DOI=10.3389/fphar.2021.794429

ISSN=1663-9812

ABSTRACT=Background: Inflammatory osteolysis induced by wear particles is the major cause of prosthetic loosening after artificial joint replacement, and its prevention and treatment are difficult worldwide. Our previous study confirmed that sphingosine kinases (SPHKs) are important mediators regulating the wear particle-induced macrophage inflammatory response. However, it is unclear whether SPHKs can modulate chronic inflammation and alleviate osteolysis. Zoledronic acid (ZA), an imidazole-containing bisphosphonate, directly affects osteoclasts and prevents bone mineral-related diseases. However, the effects of SPHK inhibitors and ZA used to treat periprosthetic osteolysis are unknown. 

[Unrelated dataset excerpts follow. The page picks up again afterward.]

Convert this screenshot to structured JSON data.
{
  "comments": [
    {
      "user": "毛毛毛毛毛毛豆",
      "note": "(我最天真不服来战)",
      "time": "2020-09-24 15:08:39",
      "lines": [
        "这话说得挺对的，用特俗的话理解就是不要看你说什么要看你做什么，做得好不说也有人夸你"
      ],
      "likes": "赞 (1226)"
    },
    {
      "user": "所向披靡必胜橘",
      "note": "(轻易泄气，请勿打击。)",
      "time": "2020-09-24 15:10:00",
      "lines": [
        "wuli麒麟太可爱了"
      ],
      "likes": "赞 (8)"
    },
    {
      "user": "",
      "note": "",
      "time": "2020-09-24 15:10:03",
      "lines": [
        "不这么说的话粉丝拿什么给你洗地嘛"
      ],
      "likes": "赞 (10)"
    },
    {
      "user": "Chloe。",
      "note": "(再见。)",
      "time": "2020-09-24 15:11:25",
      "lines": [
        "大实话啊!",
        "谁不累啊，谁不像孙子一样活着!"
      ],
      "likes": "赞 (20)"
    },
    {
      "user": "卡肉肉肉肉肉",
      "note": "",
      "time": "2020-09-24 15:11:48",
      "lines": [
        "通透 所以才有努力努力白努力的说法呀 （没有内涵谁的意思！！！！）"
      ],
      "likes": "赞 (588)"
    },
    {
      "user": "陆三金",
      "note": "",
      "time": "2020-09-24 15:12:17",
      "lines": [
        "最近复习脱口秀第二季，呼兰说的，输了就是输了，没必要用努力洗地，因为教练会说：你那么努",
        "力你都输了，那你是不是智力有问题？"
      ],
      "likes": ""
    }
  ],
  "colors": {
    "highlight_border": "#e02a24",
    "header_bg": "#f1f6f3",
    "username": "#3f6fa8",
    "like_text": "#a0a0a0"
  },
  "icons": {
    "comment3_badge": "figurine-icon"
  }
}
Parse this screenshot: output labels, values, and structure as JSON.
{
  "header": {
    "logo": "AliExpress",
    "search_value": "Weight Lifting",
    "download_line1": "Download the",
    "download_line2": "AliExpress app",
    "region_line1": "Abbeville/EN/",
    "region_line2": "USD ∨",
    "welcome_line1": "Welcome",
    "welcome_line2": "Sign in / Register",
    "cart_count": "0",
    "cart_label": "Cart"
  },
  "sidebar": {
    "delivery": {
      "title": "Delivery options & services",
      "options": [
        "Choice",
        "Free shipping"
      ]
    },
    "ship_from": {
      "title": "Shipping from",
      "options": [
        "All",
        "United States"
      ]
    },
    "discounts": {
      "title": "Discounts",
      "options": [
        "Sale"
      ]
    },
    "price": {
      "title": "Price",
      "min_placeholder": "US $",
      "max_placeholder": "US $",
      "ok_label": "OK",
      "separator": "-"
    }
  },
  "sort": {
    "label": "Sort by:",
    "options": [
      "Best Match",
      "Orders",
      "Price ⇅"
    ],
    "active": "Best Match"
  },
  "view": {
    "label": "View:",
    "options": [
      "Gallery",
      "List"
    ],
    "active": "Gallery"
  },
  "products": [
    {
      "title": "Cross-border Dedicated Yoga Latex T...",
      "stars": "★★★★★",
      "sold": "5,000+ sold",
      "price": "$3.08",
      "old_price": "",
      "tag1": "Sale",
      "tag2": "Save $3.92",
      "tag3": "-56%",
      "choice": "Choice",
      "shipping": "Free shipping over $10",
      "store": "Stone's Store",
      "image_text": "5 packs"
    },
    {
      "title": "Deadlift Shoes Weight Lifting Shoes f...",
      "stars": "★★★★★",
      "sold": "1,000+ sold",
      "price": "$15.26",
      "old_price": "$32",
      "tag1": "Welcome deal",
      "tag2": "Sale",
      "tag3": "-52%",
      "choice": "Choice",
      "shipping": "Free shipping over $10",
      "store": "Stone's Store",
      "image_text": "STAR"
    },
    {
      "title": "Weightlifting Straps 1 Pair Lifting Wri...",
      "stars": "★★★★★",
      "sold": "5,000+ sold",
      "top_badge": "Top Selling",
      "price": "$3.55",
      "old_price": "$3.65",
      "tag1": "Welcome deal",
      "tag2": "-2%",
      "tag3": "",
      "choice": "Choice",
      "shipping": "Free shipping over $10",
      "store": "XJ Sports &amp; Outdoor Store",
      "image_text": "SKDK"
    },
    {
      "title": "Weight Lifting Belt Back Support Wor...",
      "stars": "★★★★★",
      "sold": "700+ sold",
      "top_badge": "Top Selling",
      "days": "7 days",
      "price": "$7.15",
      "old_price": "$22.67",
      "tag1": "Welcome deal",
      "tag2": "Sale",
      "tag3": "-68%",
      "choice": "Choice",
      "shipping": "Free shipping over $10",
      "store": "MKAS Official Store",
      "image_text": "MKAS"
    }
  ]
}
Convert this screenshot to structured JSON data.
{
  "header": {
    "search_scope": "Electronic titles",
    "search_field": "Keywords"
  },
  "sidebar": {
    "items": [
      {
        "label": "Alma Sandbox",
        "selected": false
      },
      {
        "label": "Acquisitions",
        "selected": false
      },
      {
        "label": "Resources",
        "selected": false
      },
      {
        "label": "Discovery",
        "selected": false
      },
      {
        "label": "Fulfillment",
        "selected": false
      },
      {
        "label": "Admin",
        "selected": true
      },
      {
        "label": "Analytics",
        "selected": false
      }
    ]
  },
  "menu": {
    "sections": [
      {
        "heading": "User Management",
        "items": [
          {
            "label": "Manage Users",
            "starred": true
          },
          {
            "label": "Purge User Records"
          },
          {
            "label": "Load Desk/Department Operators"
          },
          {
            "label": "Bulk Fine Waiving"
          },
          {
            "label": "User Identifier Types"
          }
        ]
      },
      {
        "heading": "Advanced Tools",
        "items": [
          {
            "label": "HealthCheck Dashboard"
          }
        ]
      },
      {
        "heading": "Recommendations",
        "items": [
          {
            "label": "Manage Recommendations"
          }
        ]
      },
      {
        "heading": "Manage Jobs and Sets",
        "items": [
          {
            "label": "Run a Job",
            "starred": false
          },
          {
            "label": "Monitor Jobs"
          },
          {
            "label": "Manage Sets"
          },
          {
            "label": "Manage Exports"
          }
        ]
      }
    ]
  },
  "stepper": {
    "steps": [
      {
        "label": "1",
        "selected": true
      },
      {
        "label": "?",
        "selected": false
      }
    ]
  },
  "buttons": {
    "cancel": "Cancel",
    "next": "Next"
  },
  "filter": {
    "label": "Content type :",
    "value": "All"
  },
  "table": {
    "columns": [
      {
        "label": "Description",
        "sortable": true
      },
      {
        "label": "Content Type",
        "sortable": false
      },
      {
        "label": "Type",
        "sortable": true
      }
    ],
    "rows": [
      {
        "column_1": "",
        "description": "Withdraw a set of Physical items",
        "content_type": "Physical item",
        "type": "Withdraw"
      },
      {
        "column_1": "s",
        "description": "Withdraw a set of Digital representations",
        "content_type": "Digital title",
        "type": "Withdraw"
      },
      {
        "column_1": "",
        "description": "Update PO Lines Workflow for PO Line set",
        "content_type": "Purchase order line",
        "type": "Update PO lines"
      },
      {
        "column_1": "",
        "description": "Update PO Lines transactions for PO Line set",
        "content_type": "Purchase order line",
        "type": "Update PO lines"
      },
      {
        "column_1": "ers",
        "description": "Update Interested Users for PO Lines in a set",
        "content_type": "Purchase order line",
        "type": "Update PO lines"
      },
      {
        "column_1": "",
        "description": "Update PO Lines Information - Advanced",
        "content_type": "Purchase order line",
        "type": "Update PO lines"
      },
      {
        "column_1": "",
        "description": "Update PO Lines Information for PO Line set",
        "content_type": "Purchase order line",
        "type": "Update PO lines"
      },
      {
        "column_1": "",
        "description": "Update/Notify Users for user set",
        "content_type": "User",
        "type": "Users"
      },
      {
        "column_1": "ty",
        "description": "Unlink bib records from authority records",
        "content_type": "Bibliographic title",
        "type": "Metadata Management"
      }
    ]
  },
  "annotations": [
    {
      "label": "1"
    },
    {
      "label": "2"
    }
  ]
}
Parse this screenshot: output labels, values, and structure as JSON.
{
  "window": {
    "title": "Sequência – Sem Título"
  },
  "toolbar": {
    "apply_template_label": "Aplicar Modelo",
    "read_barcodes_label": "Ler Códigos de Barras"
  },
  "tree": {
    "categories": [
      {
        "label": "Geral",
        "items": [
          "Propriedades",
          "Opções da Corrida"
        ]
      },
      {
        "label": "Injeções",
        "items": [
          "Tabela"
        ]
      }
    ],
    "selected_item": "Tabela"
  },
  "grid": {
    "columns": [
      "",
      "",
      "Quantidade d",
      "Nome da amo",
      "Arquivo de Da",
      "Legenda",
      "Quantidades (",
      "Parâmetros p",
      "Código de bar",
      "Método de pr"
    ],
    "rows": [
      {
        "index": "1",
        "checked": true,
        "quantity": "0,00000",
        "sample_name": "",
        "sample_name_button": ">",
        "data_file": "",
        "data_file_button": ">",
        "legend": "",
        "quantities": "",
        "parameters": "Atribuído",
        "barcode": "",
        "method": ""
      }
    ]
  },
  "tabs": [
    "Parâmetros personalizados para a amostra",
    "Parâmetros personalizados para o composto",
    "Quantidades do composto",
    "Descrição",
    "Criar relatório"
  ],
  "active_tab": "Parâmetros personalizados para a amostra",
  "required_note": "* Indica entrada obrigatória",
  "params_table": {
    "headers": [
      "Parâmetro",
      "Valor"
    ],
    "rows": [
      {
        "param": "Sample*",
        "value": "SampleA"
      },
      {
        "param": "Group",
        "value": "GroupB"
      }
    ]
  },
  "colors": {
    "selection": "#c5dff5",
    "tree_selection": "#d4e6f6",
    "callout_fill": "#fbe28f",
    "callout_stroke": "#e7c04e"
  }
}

Methods: We applied Tartrate-resistant acid phosphatase (TRAP) staining to evaluate bone destruction in the interface membranes of patients with aseptic loosening and a control group. A murine calvarial osteolysis model was used to examine the preventative effect of SPHK inhibitors and ZA on osteolysis. Micro-CT scanning, immunohistochemistry (IHC), and histomorphometric analysis were conducted to determine the variations in inflammatory osteolysis. The effects of different drug concentrations on cell viability were evaluated using the cell counting kit-8 (CCK-8) assay. Real time quantitative polymerase chain reaction (RT-qPCR) analysis was performed to confirm the reduced expression of osteoclast-specific genes after drug and titanium treatment. The osteoclast formation and functions of the drugs were analyzed using TRAP staining in vivo and in vitro. The effect of SPHKs/S1P-TRAF2-BECN1 signaling pathways was verified via the RT-qPCR and tissue IHC.
Results: In this study, we found that SPHK inhibitors (ABC294640 and FTY720) combined with ZA decreased the degree of inflammatory osteolysis in vivo. However, ABC294640 and ZA suppressed osteoclast differentiation and osteoclast-specific genes in vitro. SPHKs regulate the inflammatory osteolysis induced by wear particles by increasing the expression of SPHKs/S1P-TRAF2-BECN1.
Conclusions: Our study revealed that SPHKs could initiate osteolysis induced by wear particles. Moreover, SPHK inhibitors combined with ZA inhibit osteoclast genesis through SPHKs/S1P-TRAF2-BECN1, suggesting that SPHK inhibitors and ZA provide a new perspective and scientific basis for the prevention and treatment of prosthesis loosening.